Elsewhere, Explorance worked with clients to measure the overall competency of leadership within organizations today, compared to how they fared before Covid-19. The results: a skill gap the equivalent of up to seven years has accrued within people in leadership positions over the past two years.

“That’s exactly where the inspiration of that silent disease of corporate long Covid came from. We discovered on average nobody was spared from the disease,” said Saab.

This skill and knowledge gap was directly caused by losing people who had the right experience and not being able to replace them, according to Saab.

"We’re seeing a lot of companies across the board being taken by surprise because it is like the silent disease and a long disease."
Samer Saab, CEO of people insights solutions company Explorance.

“The speed of unblocking problems, innovation, collaboration, financial performance, all these things, are brought back and have aged up to seven years,” said Saab. “The brain of the organization has shrunk. But organizations are supposed to grow and be more efficient over time.”

Comparing what is happening in the business world to long Covid helps people humanize it, Saab argued. It also prevents a blame culture from developing.

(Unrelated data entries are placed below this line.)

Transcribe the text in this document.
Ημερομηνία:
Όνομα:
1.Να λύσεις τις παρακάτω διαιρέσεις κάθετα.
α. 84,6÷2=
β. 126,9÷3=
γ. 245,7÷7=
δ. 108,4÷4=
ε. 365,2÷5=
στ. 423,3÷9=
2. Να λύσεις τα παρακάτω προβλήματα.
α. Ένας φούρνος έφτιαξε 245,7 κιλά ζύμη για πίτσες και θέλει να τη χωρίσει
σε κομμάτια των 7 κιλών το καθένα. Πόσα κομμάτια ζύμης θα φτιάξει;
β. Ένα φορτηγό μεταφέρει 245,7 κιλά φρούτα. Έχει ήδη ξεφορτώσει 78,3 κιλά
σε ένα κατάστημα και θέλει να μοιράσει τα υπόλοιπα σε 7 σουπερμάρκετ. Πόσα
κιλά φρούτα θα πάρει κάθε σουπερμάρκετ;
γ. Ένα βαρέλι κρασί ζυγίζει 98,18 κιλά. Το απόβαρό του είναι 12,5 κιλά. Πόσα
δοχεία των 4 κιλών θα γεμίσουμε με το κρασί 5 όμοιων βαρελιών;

“It’s [CLC] a disease, it’s not something that someone intentionally caused,” said Saab. “It’s not that people made bad decisions to make it happen. We’re seeing a lot of companies across the board being taken by surprise because it is like the silent disease and a long disease. You don’t see the trigger or symptoms, but eventually, you say ‘hm, I’m working more slowly and growing less fast.’”

Joe Alim, vp of product operations at employee perk stipend software company Compt, agreed that while burnout is something many companies have been aware of for a long time, the pandemic has accentuated the discussions.

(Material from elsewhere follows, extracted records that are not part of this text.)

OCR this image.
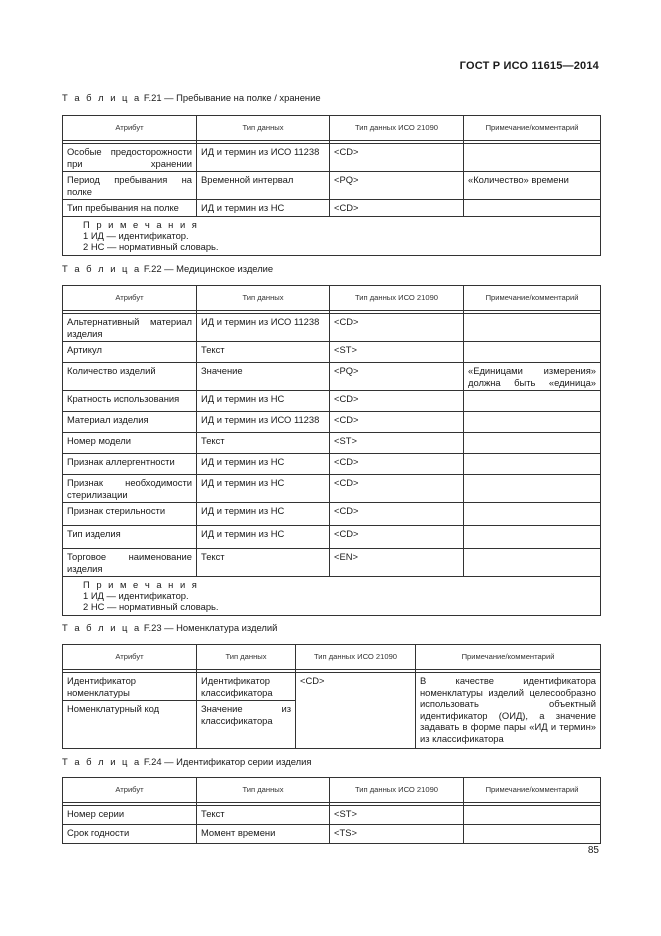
ГОСТ Р ИСО 11615—2014
Т а б л и ц а F.21 — Пребывание на полке / хранение
Атрибут	Тип данных	Тип данных ИСО 21090	Примечание/комментарий

Особые предосторожности при хранении	ИД и термин из ИСО 11238	<CD>	
Период пребывания на полке	Временной интервал	<PQ>	«Количество» времени
Тип пребывания на полке	ИД и термин из НС	<CD>	

П р и м е ч а н и я
1 ИД — идентификатор.
2 НС — нормативный словарь.			
Т а б л и ц а F.22 — Медицинское изделие
Атрибут	Тип данных	Тип данных ИСО 21090	Примечание/комментарий

Альтернативный материал изделия	ИД и термин из ИСО 11238	<CD>	
Артикул	Текст	<ST>	
Количество изделий	Значение	<PQ>	«Единицами измерения» должна быть «единица»
Кратность использования	ИД и термин из НС	<CD>	
Материал изделия	ИД и термин из ИСО 11238	<CD>	
Номер модели	Текст	<ST>	
Признак аллергентности	ИД и термин из НС	<CD>	
Признак необходимости стерилизации	ИД и термин из НС	<CD>	
Признак стерильности	ИД и термин из НС	<CD>	
Тип изделия	ИД и термин из НС	<CD>	
Торговое наименование изделия	Текст	<EN>	

П р и м е ч а н и я
1 ИД — идентификатор.
2 НС — нормативный словарь.			
Т а б л и ц а F.23 — Номенклатура изделий
Атрибут	Тип данных	Тип данных ИСО 21090	Примечание/комментарий

Идентификатор номенклатуры	Идентификатор классификатора	<CD>	В качестве идентификатора номенклатуры изделий целесообразно использовать объектный идентификатор (ОИД), а значение задавать в форме пары «ИД и термин» из классификатора
Номенклатурный код	Значение из классификатора		
Т а б л и ц а F.24 — Идентификатор серии изделия
Атрибут	Тип данных	Тип данных ИСО 21090	Примечание/комментарий

Номер серии	Текст	<ST>	
Срок годности	Момент времени	<TS>	
85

“When employees reach that point of burnout, the signs are that everything takes longer and there’s a general resistance to getting more things done,” said Alim. “I give the analogy of ‘it’s kind of like running underwater.’ It’s moving slower.”

What can be done?

Saab identified four ways to handle corporate long Covid: recognize the symptoms, diagnose the exact cause, treat with emerging best practices, and monitor that the problem is really solved. “Companies should not wait until their profits start eroding to realize that they have a problem because chances are they’ve been sitting on that problem for too long,” he said.

"When people are working through Covid, and illnesses, you don't have the time to recover."
Erin Grau, cofounder of Charter, a media and services company focused on the future of work.

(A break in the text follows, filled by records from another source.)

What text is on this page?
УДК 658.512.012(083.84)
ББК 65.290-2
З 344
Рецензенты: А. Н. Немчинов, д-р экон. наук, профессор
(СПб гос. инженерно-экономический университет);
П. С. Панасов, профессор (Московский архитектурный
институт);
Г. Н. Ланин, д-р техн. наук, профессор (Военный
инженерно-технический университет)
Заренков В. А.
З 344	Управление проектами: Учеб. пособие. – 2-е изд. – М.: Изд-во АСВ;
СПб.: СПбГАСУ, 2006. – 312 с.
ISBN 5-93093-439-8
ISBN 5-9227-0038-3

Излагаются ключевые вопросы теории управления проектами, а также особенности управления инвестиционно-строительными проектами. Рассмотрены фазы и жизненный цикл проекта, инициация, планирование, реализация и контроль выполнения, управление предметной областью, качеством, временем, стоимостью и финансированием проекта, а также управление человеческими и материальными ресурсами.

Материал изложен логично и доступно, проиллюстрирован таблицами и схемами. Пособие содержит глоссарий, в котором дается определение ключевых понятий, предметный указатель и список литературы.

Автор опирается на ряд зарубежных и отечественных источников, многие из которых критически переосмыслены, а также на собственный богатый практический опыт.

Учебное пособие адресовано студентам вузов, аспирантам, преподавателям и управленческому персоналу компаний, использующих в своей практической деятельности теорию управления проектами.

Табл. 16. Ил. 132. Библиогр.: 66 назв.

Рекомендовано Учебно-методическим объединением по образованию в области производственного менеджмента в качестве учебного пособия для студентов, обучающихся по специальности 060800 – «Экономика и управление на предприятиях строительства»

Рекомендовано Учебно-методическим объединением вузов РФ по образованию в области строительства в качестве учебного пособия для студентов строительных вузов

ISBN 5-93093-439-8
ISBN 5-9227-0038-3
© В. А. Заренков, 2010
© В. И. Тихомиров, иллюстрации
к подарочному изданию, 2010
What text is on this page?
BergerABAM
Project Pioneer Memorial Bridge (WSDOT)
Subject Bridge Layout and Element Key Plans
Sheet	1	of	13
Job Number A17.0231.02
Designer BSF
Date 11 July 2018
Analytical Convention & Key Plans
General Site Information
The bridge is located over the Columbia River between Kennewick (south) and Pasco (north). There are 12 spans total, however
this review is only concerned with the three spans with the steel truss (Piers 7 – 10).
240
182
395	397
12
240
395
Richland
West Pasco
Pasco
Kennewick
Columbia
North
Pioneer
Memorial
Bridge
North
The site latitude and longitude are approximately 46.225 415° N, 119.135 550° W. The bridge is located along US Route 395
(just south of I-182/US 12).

Some companies have already proactively addressed suspected productivity drop-offs. For example, Google announced a hiring freeze in July and has yet to officially reverse the freeze. CEO Sundar Pichai said the company’s headcount doesn’t match its productivity at an all-hands.

Saab recommended that companies who haven’t already completed a thorough review should evaluate skills gaps and competencies by roles and pinpoint management effectiveness in different divisions.

Simply applying more pressure on employees won’t help address it either. “When people are working through Covid and illnesses, you don’t have the time to recover,” said Grau, who was sick herself when she spoke with WorkLife. “If your company hasn’t built a good rest ethic and isn’t supporting you taking the time off, a lot of people think am I really going to just take time off to sit in my bedroom? No.”

A nonprofit organization called All Hands and Hearts also recognized that widespread burnout among its staff was affecting productivity. The company partnered with mental health platform Wysa, to provide access to therapy and mental health services. Afterward, it claimed that it saw a 70% reduction in stress levels across employees who took up coaching with Wysa.

At Compt, they’re asking questions like are you thinking about taking time off, do you have too much on your plate, do we need to hire an additional person? “It’s predicting ahead of time and making sure you have the right people on staff before it gets to the point where it’s overwhelming,” said Alim.